Hi -
Is there a setting that can limit how long comskip will work on file? I'd like to have comskip 'give up' after a time I set. I've had bad recordings bring comskip to it's knees and days later I notice nothing is getting processed and when I look into it... comskip is still running an a bad recording from a day or more ago.
So is this possible?
Set Time Limit?
Re: Set Time Limit?
you could probably put it in a wrapper script to launch it in the background and monitor if it finishes/kill it after a time. Check Stackoverflow google search results =)
Another thought, I wonder if you could get a sample to post the video with the logs so that it may be able to be debugged as to why it makes it crash
Another thought, I wonder if you could get a sample to post the video with the logs so that it may be able to be debugged as to why it makes it crash
-
- Posts: 4
- Joined: Sat Mar 08, 2014 12:32 am
Re: Set Time Limit?
Well next time it happens I could do that. AFAIK it's always been when the cable went out.. so the file starts with video, and then somewhere inside the cable drops. I think the error was something like "Panic Volume=0" - over and over.
Re: Set Time Limit?
I have a powershell script that runs using Windows task scheduler every night at 12am.

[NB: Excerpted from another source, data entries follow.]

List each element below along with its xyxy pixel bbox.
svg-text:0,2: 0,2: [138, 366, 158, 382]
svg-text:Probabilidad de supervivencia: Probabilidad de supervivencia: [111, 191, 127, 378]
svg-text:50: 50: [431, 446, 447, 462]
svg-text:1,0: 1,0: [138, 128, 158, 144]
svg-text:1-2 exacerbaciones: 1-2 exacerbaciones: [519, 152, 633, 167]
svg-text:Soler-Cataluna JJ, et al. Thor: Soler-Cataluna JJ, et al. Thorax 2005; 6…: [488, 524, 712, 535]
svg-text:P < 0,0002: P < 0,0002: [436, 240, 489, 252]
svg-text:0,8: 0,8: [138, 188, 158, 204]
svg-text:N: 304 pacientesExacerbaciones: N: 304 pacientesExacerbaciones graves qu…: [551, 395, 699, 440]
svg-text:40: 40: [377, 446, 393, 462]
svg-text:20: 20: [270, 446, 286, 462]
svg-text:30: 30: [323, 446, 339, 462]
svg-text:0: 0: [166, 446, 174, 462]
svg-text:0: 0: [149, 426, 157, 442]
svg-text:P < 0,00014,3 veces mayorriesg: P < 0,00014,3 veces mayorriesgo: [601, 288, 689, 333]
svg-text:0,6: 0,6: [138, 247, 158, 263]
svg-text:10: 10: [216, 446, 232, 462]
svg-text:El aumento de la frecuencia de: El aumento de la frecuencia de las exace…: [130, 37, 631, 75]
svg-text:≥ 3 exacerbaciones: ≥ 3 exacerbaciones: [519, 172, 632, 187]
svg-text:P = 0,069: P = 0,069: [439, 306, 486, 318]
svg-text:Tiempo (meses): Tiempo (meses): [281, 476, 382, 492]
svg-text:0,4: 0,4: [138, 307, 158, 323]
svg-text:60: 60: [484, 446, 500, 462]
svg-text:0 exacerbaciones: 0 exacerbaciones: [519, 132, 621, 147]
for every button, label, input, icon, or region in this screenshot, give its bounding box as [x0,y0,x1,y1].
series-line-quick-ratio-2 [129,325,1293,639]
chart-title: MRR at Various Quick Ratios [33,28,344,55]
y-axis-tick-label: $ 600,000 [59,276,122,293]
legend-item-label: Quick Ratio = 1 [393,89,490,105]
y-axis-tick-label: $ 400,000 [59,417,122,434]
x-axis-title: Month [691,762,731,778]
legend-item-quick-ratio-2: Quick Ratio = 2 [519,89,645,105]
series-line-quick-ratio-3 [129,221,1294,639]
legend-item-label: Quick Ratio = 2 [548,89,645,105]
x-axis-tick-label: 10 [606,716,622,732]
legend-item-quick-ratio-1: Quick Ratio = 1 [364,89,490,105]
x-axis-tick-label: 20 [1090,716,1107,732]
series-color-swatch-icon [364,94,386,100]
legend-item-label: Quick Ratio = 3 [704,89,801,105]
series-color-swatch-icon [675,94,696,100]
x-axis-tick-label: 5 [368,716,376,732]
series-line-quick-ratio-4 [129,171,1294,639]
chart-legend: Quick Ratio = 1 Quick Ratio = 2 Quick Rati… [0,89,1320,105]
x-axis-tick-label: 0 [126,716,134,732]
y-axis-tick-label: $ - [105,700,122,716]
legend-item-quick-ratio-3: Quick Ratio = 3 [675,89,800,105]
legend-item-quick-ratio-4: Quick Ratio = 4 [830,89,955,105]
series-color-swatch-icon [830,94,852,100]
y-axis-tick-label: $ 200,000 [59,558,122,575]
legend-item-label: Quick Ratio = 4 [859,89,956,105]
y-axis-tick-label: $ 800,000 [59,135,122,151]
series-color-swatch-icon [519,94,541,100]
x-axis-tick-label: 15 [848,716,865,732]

#kill comskip if it is hung
if (Get-Process comskip| where { $_.StartTime -lt (Get-Date).AddHours(-5)} ) {
# PowerShell Kill Process
$process = Get-Process comskip
$process.Kill()
}
Basically it kills any Comskip processes that started more than 5 hours ago.
#kill comskip if it is hung
if (Get-Process comskip| where { $_.StartTime -lt (Get-Date).AddHours(-5)} ) {
# PowerShell Kill Process
$process = Get-Process comskip
$process.Kill()
}
Basically it kills any Comskip processes that started more than 5 hours ago.